IN?excess of 200 ponies and their foals were brought off the high moor on Monday in the annual Merrivale pony drift.

Dartmoor commoners from some 12 farms gathered on quad bikes and horses first thing in the morning to go up on to the moor and gather in their herds.

The ponies and horses were brought down to the Dartmoor Inn at Merrivale, where in a paddock surrounded by stone walls, commoners identified their own ponies by the branding on their hides.

Some of the foals brought off the moor will be destined for the pony sale at Chagford on Thursday next week.

In previous years, there have been problems with unwanted foals not selling at the market.

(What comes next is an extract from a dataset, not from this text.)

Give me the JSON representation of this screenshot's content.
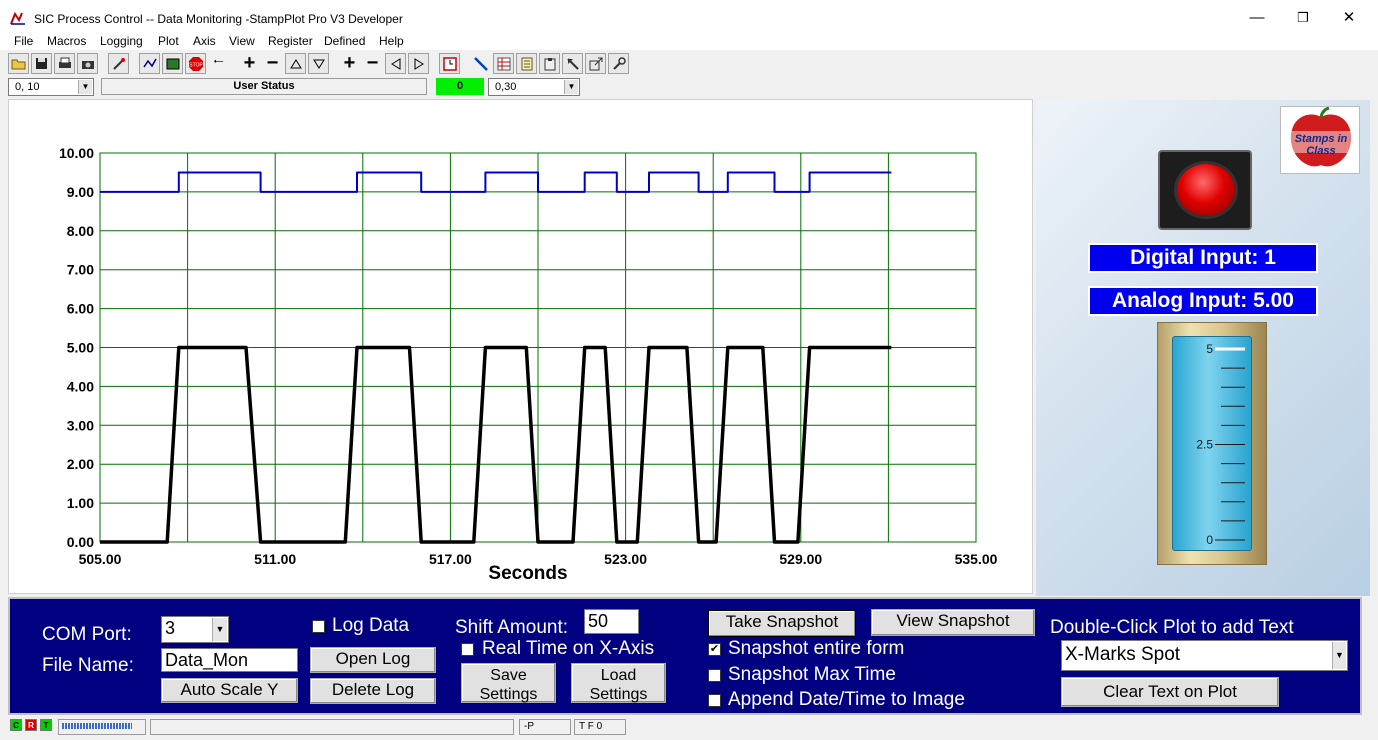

Farmer Mary Alford, one of those involved in the drift, said that this year’s foals and horses were in particularly good condition.

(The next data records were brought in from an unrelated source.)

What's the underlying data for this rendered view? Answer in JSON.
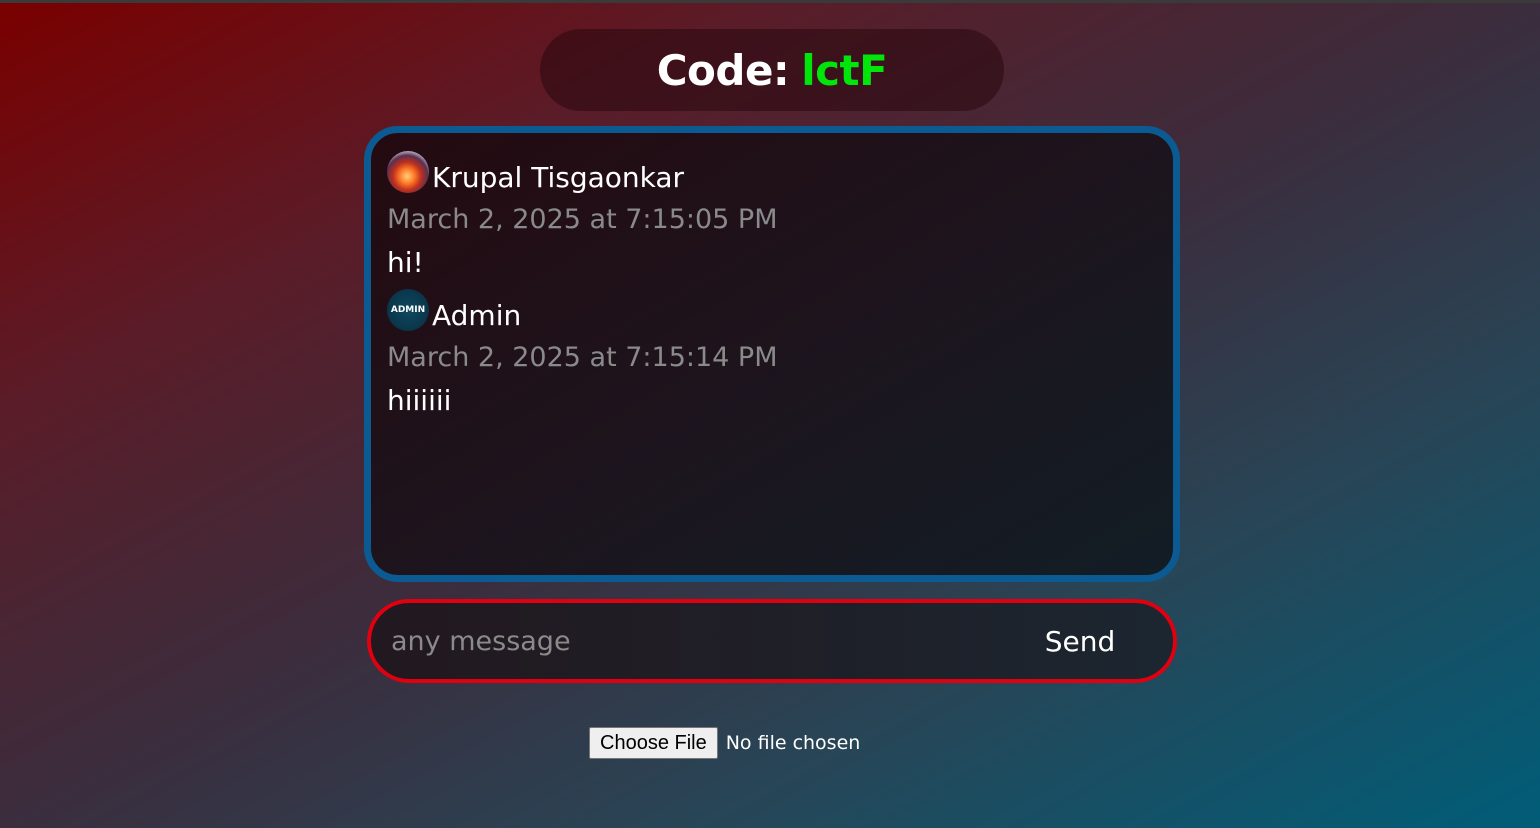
{
  "header": {
    "code_label": "Code:",
    "code_value": "lctF"
  },
  "messages": [
    {
      "avatar": "profile-photo",
      "username": "Krupal Tisgaonkar",
      "timestamp": "March 2, 2025 at 7:15:05 PM",
      "text": "hi!"
    },
    {
      "avatar": "admin-badge",
      "avatar_text": "ADMIN",
      "username": "Admin",
      "timestamp": "March 2, 2025 at 7:15:14 PM",
      "text": "hiiiiii"
    }
  ],
  "composer": {
    "placeholder": "any message",
    "value": "",
    "send_label": "Send"
  },
  "file_upload": {
    "button_label": "Choose File",
    "status": "No file chosen"
  },
  "colors": {
    "code_accent": "#00e60a",
    "chat_border": "#0b5a92",
    "input_border": "#e00010",
    "timestamp_text": "#8a8a8a"
  }
}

‘The purpose of the drift is to wean the male foals and sell them and to wean the filly foals that we don’t want to keep and sell them. It’s also to give them a health check to make sure they are fit enough to go back on the moor for the winter,’ she said.

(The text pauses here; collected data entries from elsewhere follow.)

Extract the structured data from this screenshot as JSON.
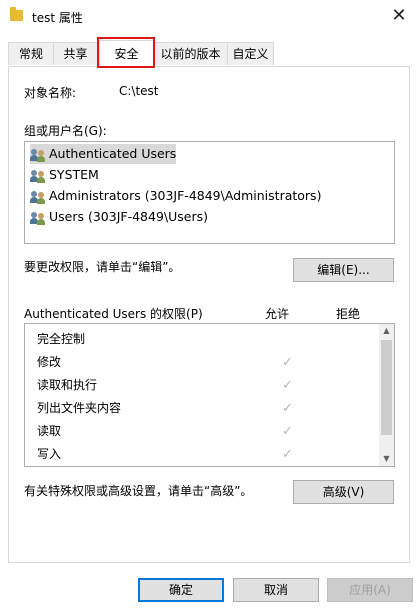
{
  "window": {
    "title": "test 属性",
    "close_glyph": "✕"
  },
  "tabs": [
    {
      "label": "常规"
    },
    {
      "label": "共享"
    },
    {
      "label": "安全",
      "active": true
    },
    {
      "label": "以前的版本"
    },
    {
      "label": "自定义"
    }
  ],
  "security": {
    "object_name_label": "对象名称:",
    "object_name_value": "C:\\test",
    "group_label": "组或用户名(G):",
    "users": [
      {
        "name": "Authenticated Users",
        "selected": true
      },
      {
        "name": "SYSTEM"
      },
      {
        "name": "Administrators (303JF-4849\\Administrators)"
      },
      {
        "name": "Users (303JF-4849\\Users)"
      }
    ],
    "change_hint": "要更改权限，请单击“编辑”。",
    "edit_button": "编辑(E)...",
    "permissions_header": "Authenticated Users 的权限(P)",
    "allow_header": "允许",
    "deny_header": "拒绝",
    "permissions": [
      {
        "name": "完全控制",
        "allow": false
      },
      {
        "name": "修改",
        "allow": true
      },
      {
        "name": "读取和执行",
        "allow": true
      },
      {
        "name": "列出文件夹内容",
        "allow": true
      },
      {
        "name": "读取",
        "allow": true
      },
      {
        "name": "写入",
        "allow": true
      }
    ],
    "check_glyph": "✓",
    "advanced_hint": "有关特殊权限或高级设置，请单击“高级”。",
    "advanced_button": "高级(V)"
  },
  "footer": {
    "ok": "确定",
    "cancel": "取消",
    "apply": "应用(A)"
  },
  "colors": {
    "highlight": "#e01515",
    "selection": "#d9d9d9",
    "primary_border": "#0078d7"
  }
}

‘It is a good year, the foals are looking well and the ponies are looking really well. We just got on and got them in because we wanted to miss the rain which started in the afternoon.

‘The drift is very much a tradition of the moor. The landlord at the Dartmoor Inn kindly lets us have one of his fields to sort them into ownership, and we then take them down to our own farms. They will then make their own way back onto their home territory. They will travel up to ten miles to go back to where they live.’